Todo ello se ha venido abajo cuando el libro ha entrado en decadencia. Frente a la indiscutida supremacía de la cultura escrita ha emergido la poderosa cultura audiovisual y el actual patrón de valor lo constituye el espectáculo. No en exclusiva, necesariamente, pero de manera importante, creciente y sobresaliente. De ese modo, incluso el teatro de toda la vida ha pasado de promover el texto a la performance, de la escritura al movimiento y de la meditación al impacto.

En contraste con la cultura propia del libro, que requería aplicación e intensidad en la atención, la cultura audiovisual reclama extroversión y extensividad sensorial ante el panorama. Leer evoca una acción con profundidad para descodificar apropiadamente los garabatos, pero las pantallas o los panoramas se corresponden con una recepción en superficie. La cultura del libro es del orden del silencio mientras que la audiovisual pertenece a la naturaleza del estruendo. O bien, el clamor de la muchedumbre en la grada constituye el revés de la callada lectura en el gabinete solitario.
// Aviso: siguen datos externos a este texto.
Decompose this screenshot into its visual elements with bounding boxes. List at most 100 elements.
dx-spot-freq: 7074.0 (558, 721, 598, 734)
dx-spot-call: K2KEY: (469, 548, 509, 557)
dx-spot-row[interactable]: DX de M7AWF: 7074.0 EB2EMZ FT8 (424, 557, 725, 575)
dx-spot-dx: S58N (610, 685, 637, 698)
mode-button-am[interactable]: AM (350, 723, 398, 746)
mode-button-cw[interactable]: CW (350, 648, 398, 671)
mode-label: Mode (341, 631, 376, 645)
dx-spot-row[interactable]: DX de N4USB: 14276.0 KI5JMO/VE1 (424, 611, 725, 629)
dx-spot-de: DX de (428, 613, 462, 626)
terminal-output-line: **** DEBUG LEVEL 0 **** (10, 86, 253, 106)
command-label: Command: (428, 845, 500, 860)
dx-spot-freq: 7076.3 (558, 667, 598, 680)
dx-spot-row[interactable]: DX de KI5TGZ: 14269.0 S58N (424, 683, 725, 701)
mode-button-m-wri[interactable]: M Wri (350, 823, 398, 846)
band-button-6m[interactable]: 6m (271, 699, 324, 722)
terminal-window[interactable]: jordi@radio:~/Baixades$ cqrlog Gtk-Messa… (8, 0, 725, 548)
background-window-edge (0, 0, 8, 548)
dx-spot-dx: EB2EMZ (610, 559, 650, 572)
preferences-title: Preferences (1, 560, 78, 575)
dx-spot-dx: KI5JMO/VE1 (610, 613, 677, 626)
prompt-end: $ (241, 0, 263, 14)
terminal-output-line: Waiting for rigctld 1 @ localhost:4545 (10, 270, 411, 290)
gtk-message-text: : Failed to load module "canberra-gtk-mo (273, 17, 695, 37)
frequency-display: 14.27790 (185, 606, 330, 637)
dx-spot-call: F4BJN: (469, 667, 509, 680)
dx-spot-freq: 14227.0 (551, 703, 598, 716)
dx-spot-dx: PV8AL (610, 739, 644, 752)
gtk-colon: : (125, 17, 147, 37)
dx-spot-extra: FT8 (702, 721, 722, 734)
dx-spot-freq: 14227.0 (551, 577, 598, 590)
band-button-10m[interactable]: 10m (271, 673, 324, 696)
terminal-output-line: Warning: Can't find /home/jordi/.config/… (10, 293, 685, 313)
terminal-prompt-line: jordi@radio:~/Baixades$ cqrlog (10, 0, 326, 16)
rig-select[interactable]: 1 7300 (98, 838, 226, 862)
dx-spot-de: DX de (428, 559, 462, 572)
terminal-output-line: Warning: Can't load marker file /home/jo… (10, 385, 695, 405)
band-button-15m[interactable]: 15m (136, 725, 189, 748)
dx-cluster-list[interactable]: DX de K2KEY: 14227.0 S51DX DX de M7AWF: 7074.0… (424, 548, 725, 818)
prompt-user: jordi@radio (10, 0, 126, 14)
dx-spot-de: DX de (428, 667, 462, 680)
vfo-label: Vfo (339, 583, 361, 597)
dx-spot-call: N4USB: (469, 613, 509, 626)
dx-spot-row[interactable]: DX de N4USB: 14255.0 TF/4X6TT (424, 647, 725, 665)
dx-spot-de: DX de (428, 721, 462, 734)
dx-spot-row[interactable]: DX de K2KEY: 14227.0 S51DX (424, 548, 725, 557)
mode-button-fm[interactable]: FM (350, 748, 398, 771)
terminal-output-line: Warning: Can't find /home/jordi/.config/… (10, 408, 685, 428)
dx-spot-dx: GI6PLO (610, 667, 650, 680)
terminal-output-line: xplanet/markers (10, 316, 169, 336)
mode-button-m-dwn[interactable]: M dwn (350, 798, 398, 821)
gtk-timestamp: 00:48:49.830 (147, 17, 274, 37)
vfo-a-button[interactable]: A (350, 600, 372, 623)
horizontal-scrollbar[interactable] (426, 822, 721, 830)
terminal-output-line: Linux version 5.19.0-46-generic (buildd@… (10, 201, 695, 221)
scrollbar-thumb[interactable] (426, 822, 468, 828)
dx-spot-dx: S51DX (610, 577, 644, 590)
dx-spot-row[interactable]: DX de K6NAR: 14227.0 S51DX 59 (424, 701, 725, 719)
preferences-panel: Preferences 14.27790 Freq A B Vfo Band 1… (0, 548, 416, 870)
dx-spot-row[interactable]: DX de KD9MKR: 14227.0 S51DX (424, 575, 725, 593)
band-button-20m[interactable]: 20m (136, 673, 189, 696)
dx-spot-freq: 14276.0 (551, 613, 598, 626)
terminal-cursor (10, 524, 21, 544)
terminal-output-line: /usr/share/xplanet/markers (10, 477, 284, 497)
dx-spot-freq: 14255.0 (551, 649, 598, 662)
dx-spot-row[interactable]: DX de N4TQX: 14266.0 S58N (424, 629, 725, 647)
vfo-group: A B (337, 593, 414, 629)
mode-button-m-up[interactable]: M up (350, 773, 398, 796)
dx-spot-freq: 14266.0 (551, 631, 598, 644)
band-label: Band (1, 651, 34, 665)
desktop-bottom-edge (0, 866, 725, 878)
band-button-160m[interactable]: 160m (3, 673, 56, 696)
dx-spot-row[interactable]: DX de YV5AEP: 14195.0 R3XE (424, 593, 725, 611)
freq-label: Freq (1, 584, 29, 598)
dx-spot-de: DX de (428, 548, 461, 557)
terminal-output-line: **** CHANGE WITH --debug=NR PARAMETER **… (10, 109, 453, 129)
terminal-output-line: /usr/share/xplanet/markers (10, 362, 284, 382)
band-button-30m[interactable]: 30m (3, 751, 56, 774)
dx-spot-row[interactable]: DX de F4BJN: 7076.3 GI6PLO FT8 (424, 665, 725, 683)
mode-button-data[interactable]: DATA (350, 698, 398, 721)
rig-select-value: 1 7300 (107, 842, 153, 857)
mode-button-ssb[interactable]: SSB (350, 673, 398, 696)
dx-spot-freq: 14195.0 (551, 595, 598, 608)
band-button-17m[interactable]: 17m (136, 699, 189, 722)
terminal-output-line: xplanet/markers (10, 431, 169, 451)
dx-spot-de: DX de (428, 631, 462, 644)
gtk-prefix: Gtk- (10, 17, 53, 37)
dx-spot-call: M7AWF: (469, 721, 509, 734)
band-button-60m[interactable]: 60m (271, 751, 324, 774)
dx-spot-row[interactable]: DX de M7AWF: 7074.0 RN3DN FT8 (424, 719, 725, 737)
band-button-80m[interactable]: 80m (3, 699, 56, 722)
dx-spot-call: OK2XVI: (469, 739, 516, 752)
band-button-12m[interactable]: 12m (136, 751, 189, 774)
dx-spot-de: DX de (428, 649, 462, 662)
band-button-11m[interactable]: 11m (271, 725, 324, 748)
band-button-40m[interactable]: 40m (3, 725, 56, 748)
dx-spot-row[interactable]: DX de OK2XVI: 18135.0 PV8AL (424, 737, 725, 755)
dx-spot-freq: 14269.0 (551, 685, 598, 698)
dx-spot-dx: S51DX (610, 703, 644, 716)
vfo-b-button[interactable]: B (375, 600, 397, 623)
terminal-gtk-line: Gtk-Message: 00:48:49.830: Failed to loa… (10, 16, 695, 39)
La cultura del libro, en fin, es de máxima concentración y la audiovisual de expansión máxima. Igualmente, el escenario amplio abierto sustituye a la encuadernación estricta y la intemperie del campo al confinamiento. De este modo diverso, a una cultura suave sucede otra agitada. A una insignia del saber culto, expresado por antonomasia durante siglos en el sigilo del libro, se superpone el ruidoso saber de la cultura pop democratizada y extendida en la sociedad del espectáculo.

Para casi todo aquel sujeto conspicuamente adiestrado en la etapa precedente el fútbol significa, a menudo, lo inculto. Pero el fútbol será, en este sentido, inculto sólo en la medida en que no se parezca en nada a la significación del saber libresco ni se avenga con sus santuarios. Será inculto -y anticultural- para aquellos feligreses del reino cultural anterior pero para la nueva época, saturada de saber audiovisual y ejercitada en la cultura de superficies, el fútbol representará no sólo un fenómeno propio de la cultura imperante sino, como hacen saber los millones de aficionados en todo el mundo, una muestra suprema de la nueva experiencia culturizada. El culto al fútbol.